Most of the Pelleys have a lot of red -- a color long associated with China -- but "Large Chinoiserie (Black Lacquer)" is mostly black, which, come to think of it, is another color associated with China. In this painting, Pelley places fruit, flowers, chopsticks and bowls in an all-over pattern on a scrumptious and thickly painted black field. As suggested by the subtitle, it does recall decorative lacquerwork, but it also reminded me of wallpaper and the work of Fred Tomaselli, neither of which is a shortcoming.
The last of the three solos, short stories, installed in the Viewing Room Gallery, features recent work by respected Boulder painter Jerry Kunkel. The artist came to the area some thirty years ago to take a job teaching art at the University of Colorado. Kunkel's work has been continuously exhibited in the region since then.

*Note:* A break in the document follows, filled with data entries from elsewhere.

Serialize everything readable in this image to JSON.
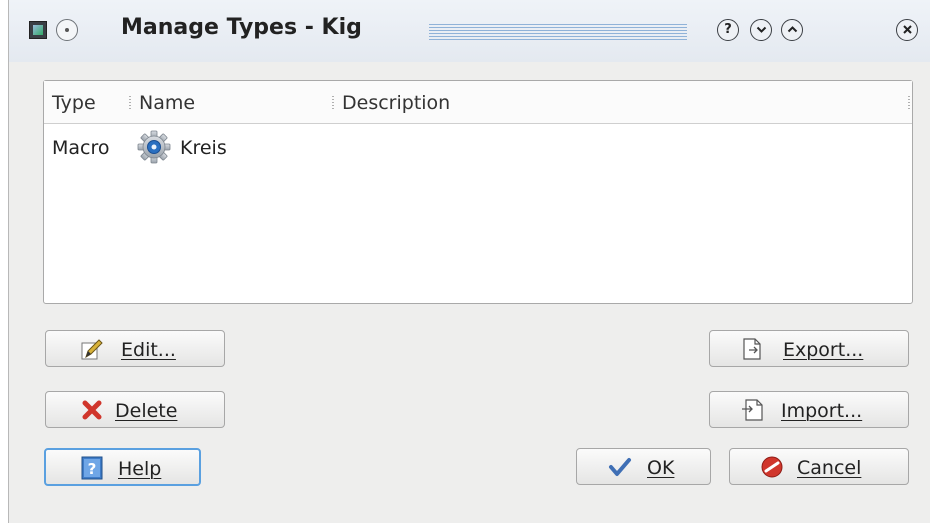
{
  "window": {
    "title": "Manage Types - Kig"
  },
  "titlebar": {
    "app_icon": "kig-app-icon",
    "menu_icon": "window-menu-icon",
    "help_symbol": "?",
    "help_icon": "help-circle-icon",
    "minimize_icon": "chevron-down-circle-icon",
    "maximize_icon": "chevron-up-circle-icon",
    "close_icon": "close-circle-icon"
  },
  "list": {
    "columns": [
      "Type",
      "Name",
      "Description"
    ],
    "rows": [
      {
        "type": "Macro",
        "icon": "gear-icon",
        "name": "Kreis",
        "description": ""
      }
    ]
  },
  "buttons": {
    "edit": {
      "label": "Edit...",
      "icon": "pencil-icon"
    },
    "delete": {
      "label": "Delete",
      "icon": "red-x-icon"
    },
    "help": {
      "label": "Help",
      "icon": "help-book-icon"
    },
    "export": {
      "label": "Export...",
      "icon": "export-document-icon"
    },
    "import": {
      "label": "Import...",
      "icon": "import-document-icon"
    },
    "ok": {
      "label": "OK",
      "icon": "checkmark-icon"
    },
    "cancel": {
      "label": "Cancel",
      "icon": "cancel-icon"
    }
  },
  "colors": {
    "titlebar_accent": "#8fb2d8",
    "focus_border": "#5aa0e0",
    "cancel_red": "#d0362c",
    "help_blue": "#3f7cc8"
  }
}
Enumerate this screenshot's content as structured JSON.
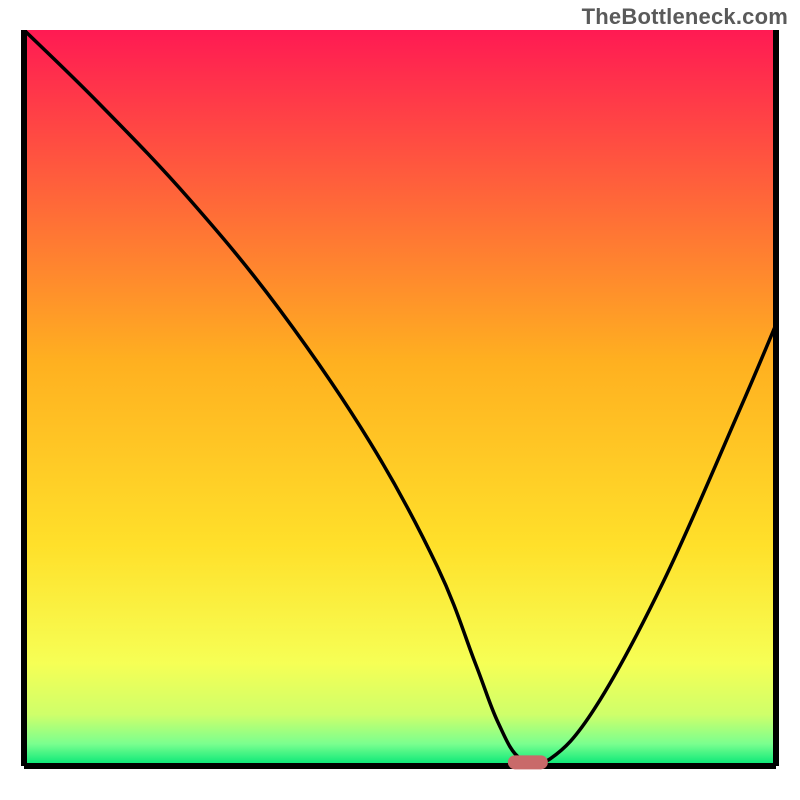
{
  "watermark": "TheBottleneck.com",
  "chart_data": {
    "type": "line",
    "title": "",
    "xlabel": "",
    "ylabel": "",
    "xlim": [
      0,
      100
    ],
    "ylim": [
      0,
      100
    ],
    "axes_visible": false,
    "grid": false,
    "background_gradient_colors": [
      "#ff1a53",
      "#ffd21a",
      "#f6ff55",
      "#00e676"
    ],
    "series": [
      {
        "name": "bottleneck-curve",
        "x": [
          0,
          10,
          22,
          34,
          46,
          55,
          60,
          63,
          66,
          70,
          76,
          85,
          95,
          100
        ],
        "y": [
          100,
          90,
          77,
          62,
          44,
          27,
          14,
          6,
          1,
          1,
          8,
          25,
          48,
          60
        ]
      }
    ],
    "marker": {
      "name": "optimal-point",
      "x": 67,
      "y": 0.5,
      "color": "#c96a6a",
      "shape": "rounded-rect"
    }
  },
  "colors": {
    "axis": "#000000",
    "curve": "#000000",
    "marker": "#c96a6a"
  }
}
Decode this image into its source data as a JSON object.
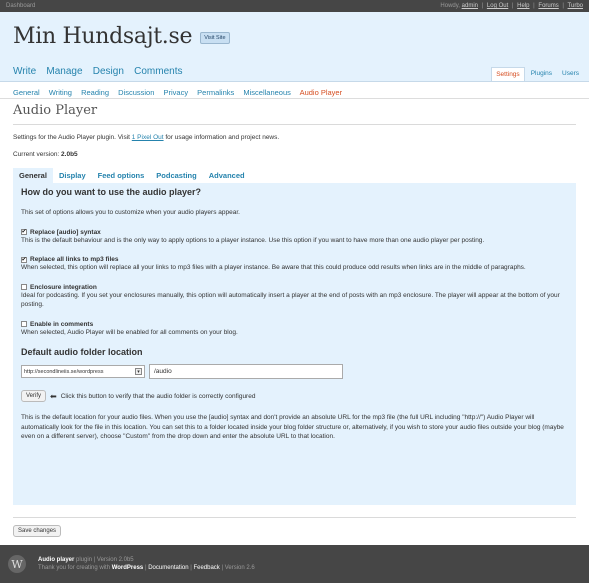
{
  "topbar": {
    "left": "Dashboard",
    "howdy": "Howdy,",
    "user": "admin",
    "links": [
      "Log Out",
      "Help",
      "Forums",
      "Turbo"
    ]
  },
  "header": {
    "site_title": "Min Hundsajt.se",
    "visit_site": "Visit Site"
  },
  "mainnav": {
    "items": [
      "Write",
      "Manage",
      "Design",
      "Comments"
    ],
    "right": [
      "Settings",
      "Plugins",
      "Users"
    ]
  },
  "subnav": {
    "items": [
      "General",
      "Writing",
      "Reading",
      "Discussion",
      "Privacy",
      "Permalinks",
      "Miscellaneous",
      "Audio Player"
    ],
    "active": "Audio Player"
  },
  "page": {
    "title": "Audio Player",
    "desc_before": "Settings for the Audio Player plugin. Visit ",
    "desc_link": "1 Pixel Out",
    "desc_after": " for usage information and project news.",
    "version_label": "Current version: ",
    "version": "2.0b5"
  },
  "tabs": [
    "General",
    "Display",
    "Feed options",
    "Podcasting",
    "Advanced"
  ],
  "general": {
    "heading": "How do you want to use the audio player?",
    "intro": "This set of options allows you to customize when your audio players appear.",
    "options": [
      {
        "label": "Replace [audio] syntax",
        "checked": true,
        "desc": "This is the default behaviour and is the only way to apply options to a player instance. Use this option if you want to have more than one audio player per posting."
      },
      {
        "label": "Replace all links to mp3 files",
        "checked": true,
        "desc": "When selected, this option will replace all your links to mp3 files with a player instance. Be aware that this could produce odd results when links are in the middle of paragraphs."
      },
      {
        "label": "Enclosure integration",
        "checked": false,
        "desc": "Ideal for podcasting. If you set your enclosures manually, this option will automatically insert a player at the end of posts with an mp3 enclosure. The player will appear at the bottom of your posting."
      },
      {
        "label": "Enable in comments",
        "checked": false,
        "desc": "When selected, Audio Player will be enabled for all comments on your blog."
      }
    ],
    "folder_heading": "Default audio folder location",
    "folder_select": "http://secondlineiis.se/wordpress",
    "folder_value": "/audio",
    "verify_label": "Verify",
    "verify_hint": "Click this button to verify that the audio folder is correctly configured",
    "folder_desc": "This is the default location for your audio files. When you use the [audio] syntax and don't provide an absolute URL for the mp3 file (the full URL including \"http://\") Audio Player will automatically look for the file in this location. You can set this to a folder located inside your blog folder structure or, alternatively, if you wish to store your audio files outside your blog (maybe even on a different server), choose \"Custom\" from the drop down and enter the absolute URL to that location."
  },
  "save_label": "Save changes",
  "footer": {
    "plugin_name": "Audio player",
    "plugin_rest": " plugin | Version 2.0b5",
    "thanks": "Thank you for creating with ",
    "wordpress": "WordPress",
    "documentation": "Documentation",
    "feedback": "Feedback",
    "version": "Version 2.6"
  }
}
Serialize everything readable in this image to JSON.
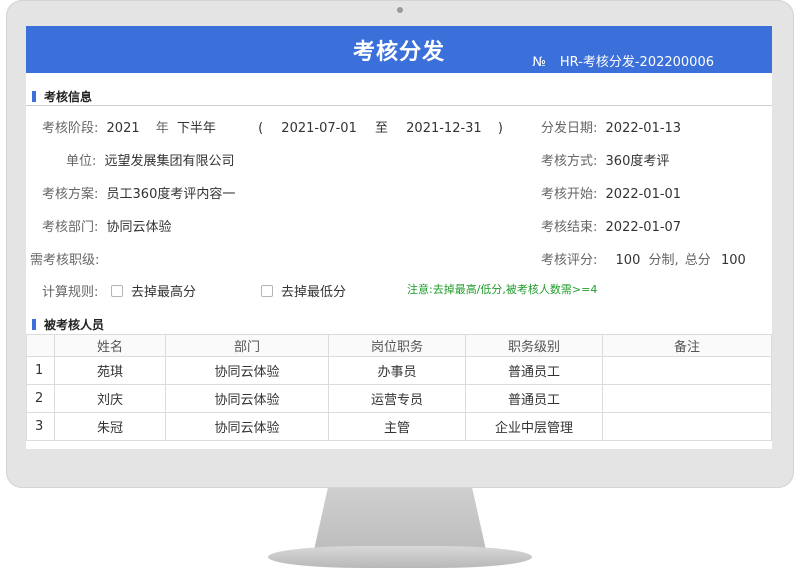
{
  "header": {
    "title": "考核分发",
    "no_symbol": "№",
    "doc_number": "HR-考核分发-202200006"
  },
  "sections": {
    "info": "考核信息",
    "people": "被考核人员"
  },
  "info": {
    "period": {
      "label": "考核阶段:",
      "year": "2021",
      "year_unit": "年",
      "half": "下半年",
      "lparen": "(",
      "start": "2021-07-01",
      "to": "至",
      "end": "2021-12-31",
      "rparen": ")"
    },
    "dist_date": {
      "label": "分发日期:",
      "value": "2022-01-13"
    },
    "unit": {
      "label": "单位:",
      "value": "远望发展集团有限公司"
    },
    "method": {
      "label": "考核方式:",
      "value": "360度考评"
    },
    "plan": {
      "label": "考核方案:",
      "value": "员工360度考评内容一"
    },
    "start": {
      "label": "考核开始:",
      "value": "2022-01-01"
    },
    "dept": {
      "label": "考核部门:",
      "value": "协同云体验"
    },
    "end": {
      "label": "考核结束:",
      "value": "2022-01-07"
    },
    "ranks": {
      "label": "需考核职级:",
      "value": ""
    },
    "score": {
      "label": "考核评分:",
      "value": "100",
      "unit": "分制,",
      "total_label": "总分",
      "total": "100"
    },
    "rules": {
      "label": "计算规则:",
      "option1": "去掉最高分",
      "option2": "去掉最低分",
      "note": "注意:去掉最高/低分,被考核人数需>=4"
    }
  },
  "table": {
    "headers": [
      "",
      "姓名",
      "部门",
      "岗位职务",
      "职务级别",
      "备注"
    ],
    "rows": [
      [
        "1",
        "苑琪",
        "协同云体验",
        "办事员",
        "普通员工",
        ""
      ],
      [
        "2",
        "刘庆",
        "协同云体验",
        "运营专员",
        "普通员工",
        ""
      ],
      [
        "3",
        "朱冠",
        "协同云体验",
        "主管",
        "企业中层管理",
        ""
      ]
    ]
  },
  "colors": {
    "accent": "#3b6fd9",
    "note": "#1f9d2a",
    "bezel": "#e4e4e4"
  }
}
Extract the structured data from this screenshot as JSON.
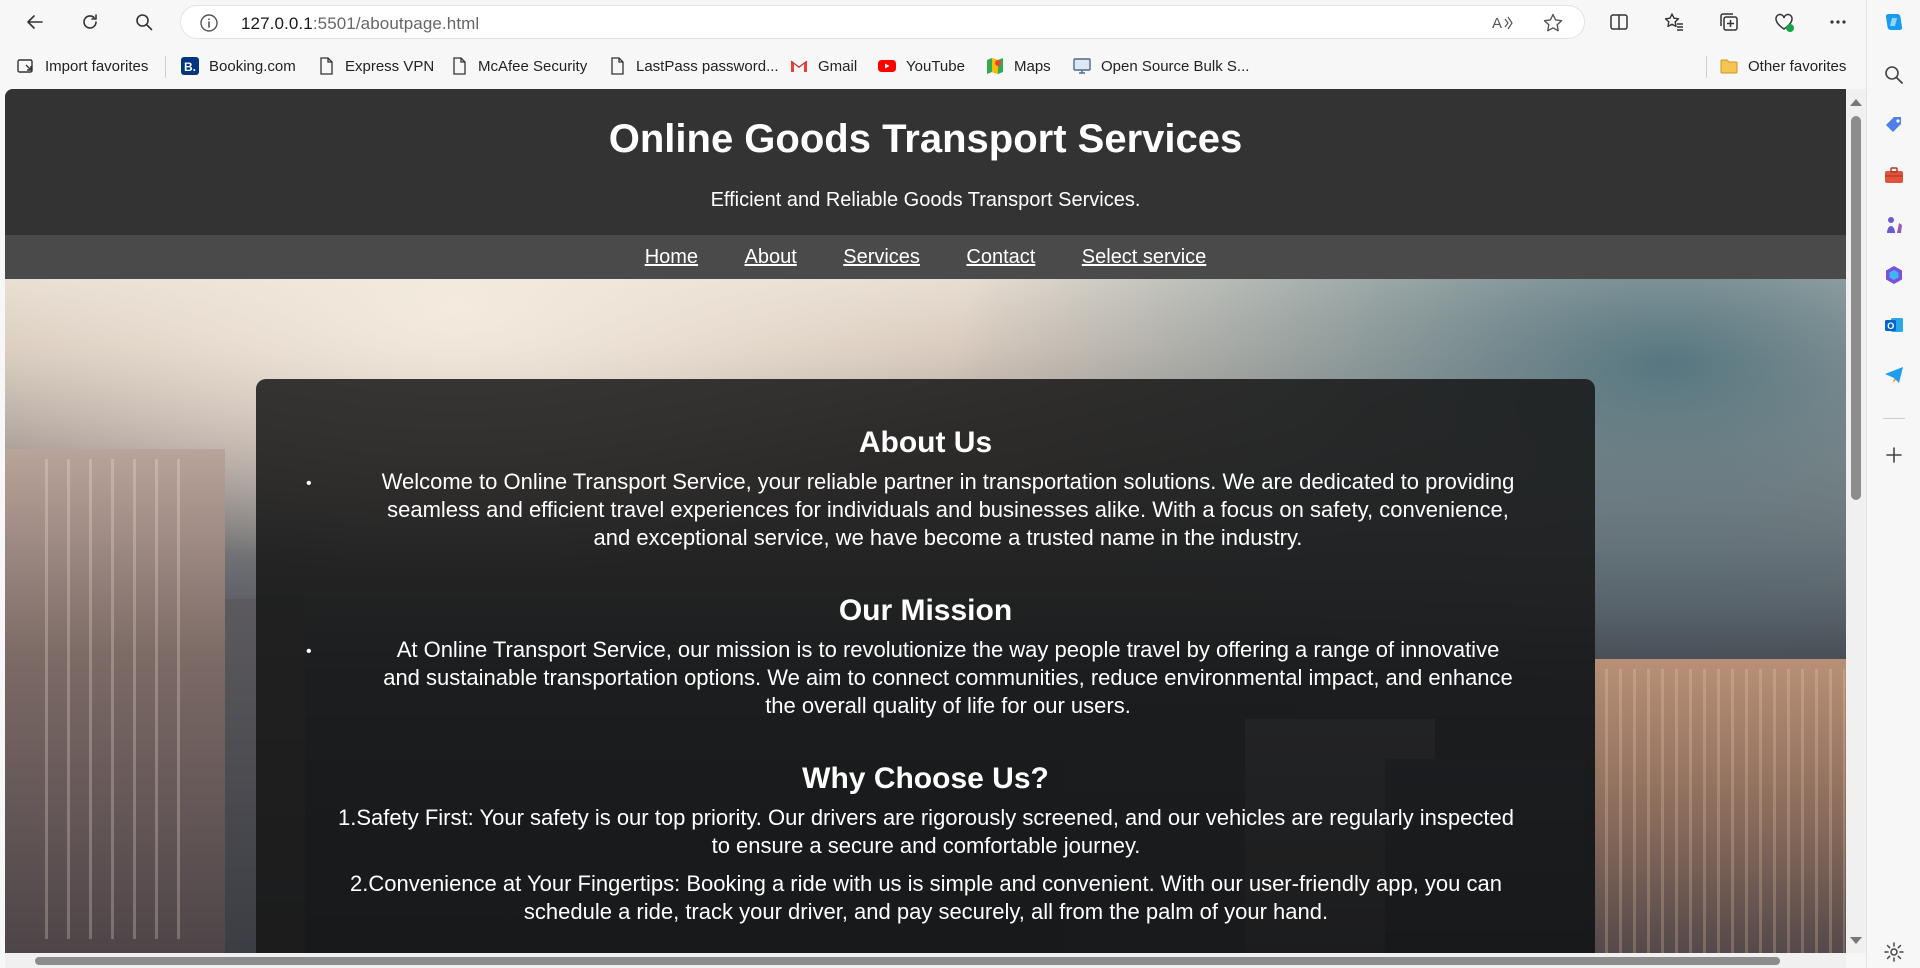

In these very new paintings, Kunkel uses oils on wood and, as he has for many years, looks to pop imagery -- in particular, advertising and commercial displays -- as a stylistic source for his work. Not unlike Hempel and Pelley, Kunkel employs photography as a stage in the creation of his paintings, which tell enigmatic stories, some as long and elaborate as novels.
The epic "stan" series is the most obvious case in point. The group of 36 paintings, hung in a grid six wide and six high, looks at everyday existence as a mundane yet intense experience. The paintings depict Stan, his friends, his lovers and his breakfast foods. The weird little scenes are arranged in a sequence to be read as though the paintings were pages in a book. The story, for no apparent reason, seems to get more tension-filled as it progresses from left to right and from top to bottom. Honestly, though, it's completely unclear what is happening to Stan, or even who Stan is, because Kunkel indicates that he's a fictional Everyman.
Using similar ideas, Kunkel did 25 larger paintings of still-life images, both real and imaginary, accompanied by text reproduced in laser prints that may or may not relate to the images with which it's paired. Space limitations dictated that only a small selection of these paintings be on display in the Robischon show.
To the right of the "stan" paintings is the large oil-on-canvas "detour," which looks like a poster for a 1940s Hollywood movie and is one of only two large paintings in the show. In the foreground are a couple in love: a man -- Stan, as it happens -- and a woman embracing and caressing each other. Behind them is what looks like the Brooklyn Bridge. Set at the surface of the picture, defining the picture plane, are bars of type and a full-color image of a Santa Fe Railroad streamliner. The postcard image of the train looks like it's been tacked onto the rest of the painting, though it hasn't.
Hempel, Pelley and Kunkel are all doing essentially the same things. They're all working with that age-old standby, recognizable imagery. Plus, they all employ photography as an early stage in their paintings -- in a kind of if you can't beat 'em, join 'em spirit, I'm sure. However, it's undeniable that each has his distinctive style, and their respective pieces have completely individual characters.